Postby Kilkis » Wed Jun 28, 2017 2:31 pm

It is frustrating that everything has to be decided by politics whereas politics is irrelevant to people's real lives.

The positioning of the border checks on opposite sides of the channel is for very practical reasons. At the port of embarkation people arrive over a period of time and so can be checked over a period of time with no real queues*. At the port of disembarkation everybody leaves the ship at the same time. Placing border checks there will result in massive queues and a great deal of frustration. If they move the checks because of some political imperative it would be stupid.

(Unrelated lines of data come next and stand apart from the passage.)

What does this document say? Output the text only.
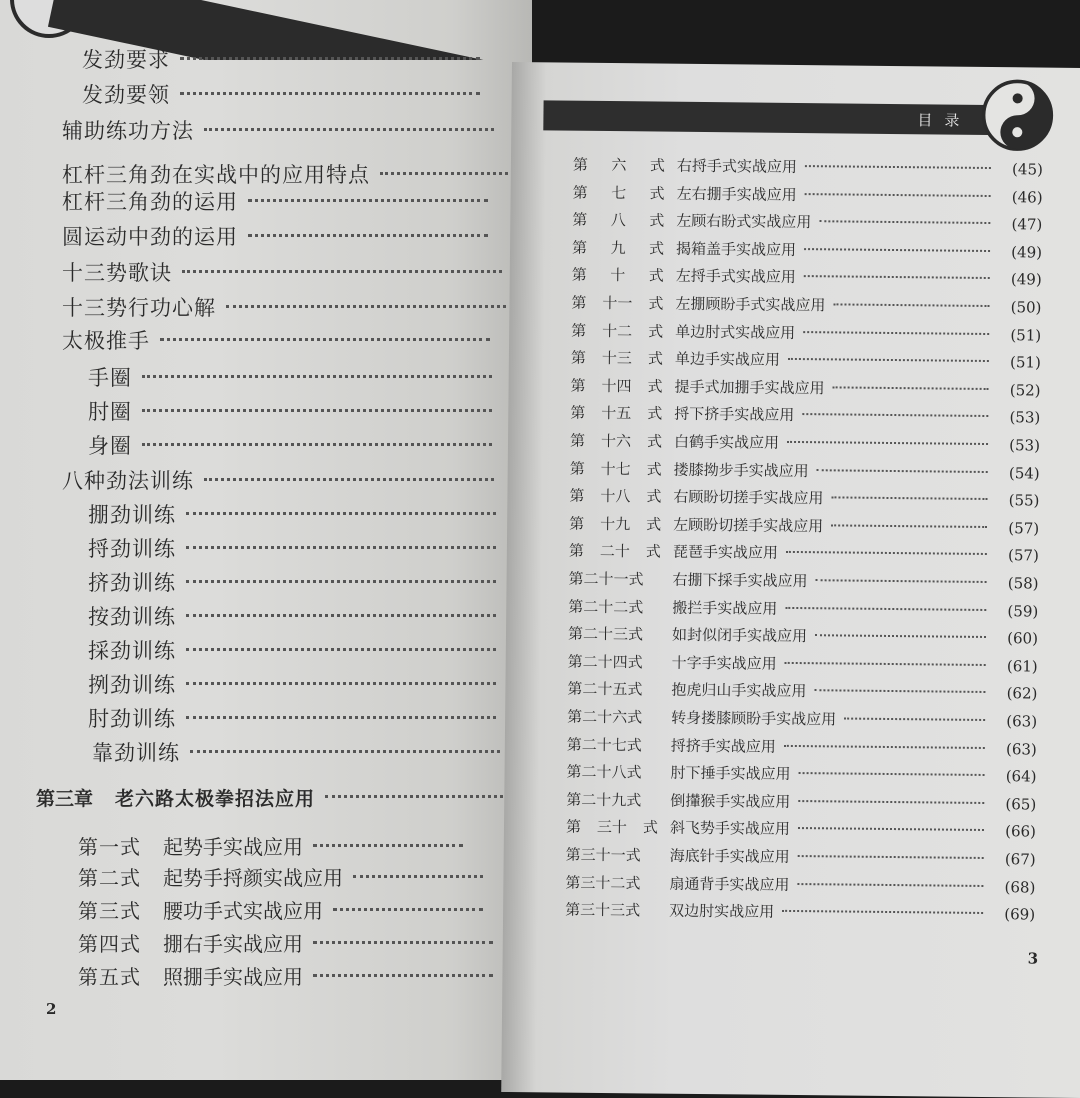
发劲要求
发劲要领
辅助练功方法
杠杆三角劲在实战中的应用特点
杠杆三角劲的运用
圆运动中劲的运用
十三势歌诀
十三势行功心解
太极推手
手圈
肘圈
身圈
八种劲法训练
掤劲训练
捋劲训练
挤劲训练
按劲训练
採劲训练
挒劲训练
肘劲训练
靠劲训练
第三章 老六路太极拳招法应用
第一式 起势手实战应用
第二式 起势手捋颜实战应用
第三式 腰功手式实战应用
第四式 掤右手实战应用
第五式 照掤手实战应用
2
目录
第 六 式 右捋手式实战应用	(45)
第 七 式 左右掤手实战应用	(46)
第 八 式 左顾右盼式实战应用	(47)
第 九 式 揭箱盖手实战应用	(49)
第 十 式 左捋手式实战应用	(49)
第 十一 式 左掤顾盼手式实战应用	(50)
第 十二 式 单边肘式实战应用	(51)
第 十三 式 单边手实战应用	(51)
第 十四 式 提手式加掤手实战应用	(52)
第 十五 式 捋下挤手实战应用	(53)
第 十六 式 白鹤手实战应用	(53)
第 十七 式 搂膝拗步手实战应用	(54)
第 十八 式 右顾盼切搓手实战应用	(55)
第 十九 式 左顾盼切搓手实战应用	(57)
第 二十 式 琵琶手实战应用	(57)
第二十一式 右掤下採手实战应用	(58)
第二十二式 搬拦手实战应用	(59)
第二十三式 如封似闭手实战应用	(60)
第二十四式 十字手实战应用	(61)
第二十五式 抱虎归山手实战应用	(62)
第二十六式 转身搂膝顾盼手实战应用	(63)
第二十七式 捋挤手实战应用	(63)
第二十八式 肘下捶手实战应用	(64)
第二十九式 倒攆猴手实战应用	(65)
第 三十 式 斜飞势手实战应用	(66)
第三十一式 海底针手实战应用	(67)
第三十二式 扇通背手实战应用	(68)
第三十三式 双边肘实战应用	(69)
3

People have moved to the UK from Europe and vice versa for centuries long before the EU was even thought of and will continue to do so in the future. Whatever rules are put in place controlling numbers post Brexit it is inconceivable that they will prevent all movement. When people move from one country to another they face real practical problems with things like pension rights and healthcare. The EU has developed well thought out fair practical solutions to these problems that really do work. If it weren't for these rules I would have paid thousands of Euro per year into the Greek insurance system for over 13 years and I would not have been eligible for one cent in pension. Without the EU mutual recognition agreements it would be possible for someone to spend their whole working life in several different EU countries, paying hundreds of thousands of Euro into different insurance schemes and not be entitled to any pension at all. It would be ludicrous if the UK government abandoned these agreements for purely political reasons.

I visited France recently and as far as I can tell France does have a database of who enters and leaves the country. All the details of my passport were entered manually into their computer system both entering and leaving the country.

The real problem facing the world today is not Brexit but the next financial crisis. It is impossible to predict exactly when it will happen or what will trigger it but it is 100 % certain such a crisis will occur. Contrary to what governments and central banks across the world try to convince us, the economic system is not more secure than it was back in 2007. The balance sheets of the major banks that were too big to fail last time are bigger today. The cumulative debt of governments, companies and households that was judged to be too big last time is double or treble that size today. The derivatives that present a systemic risk to the whole banking system have not shrunk but have grown exponentially. All the major central banks have driven interest rates into negative territory and increased their balance sheets massively through quantitative easing. They have no levers left to pull when the next crisis occurs.

Warwick

* I recognise that queues do occur from time to time due to heavy traffic but they would be even worse if the borders were reversed.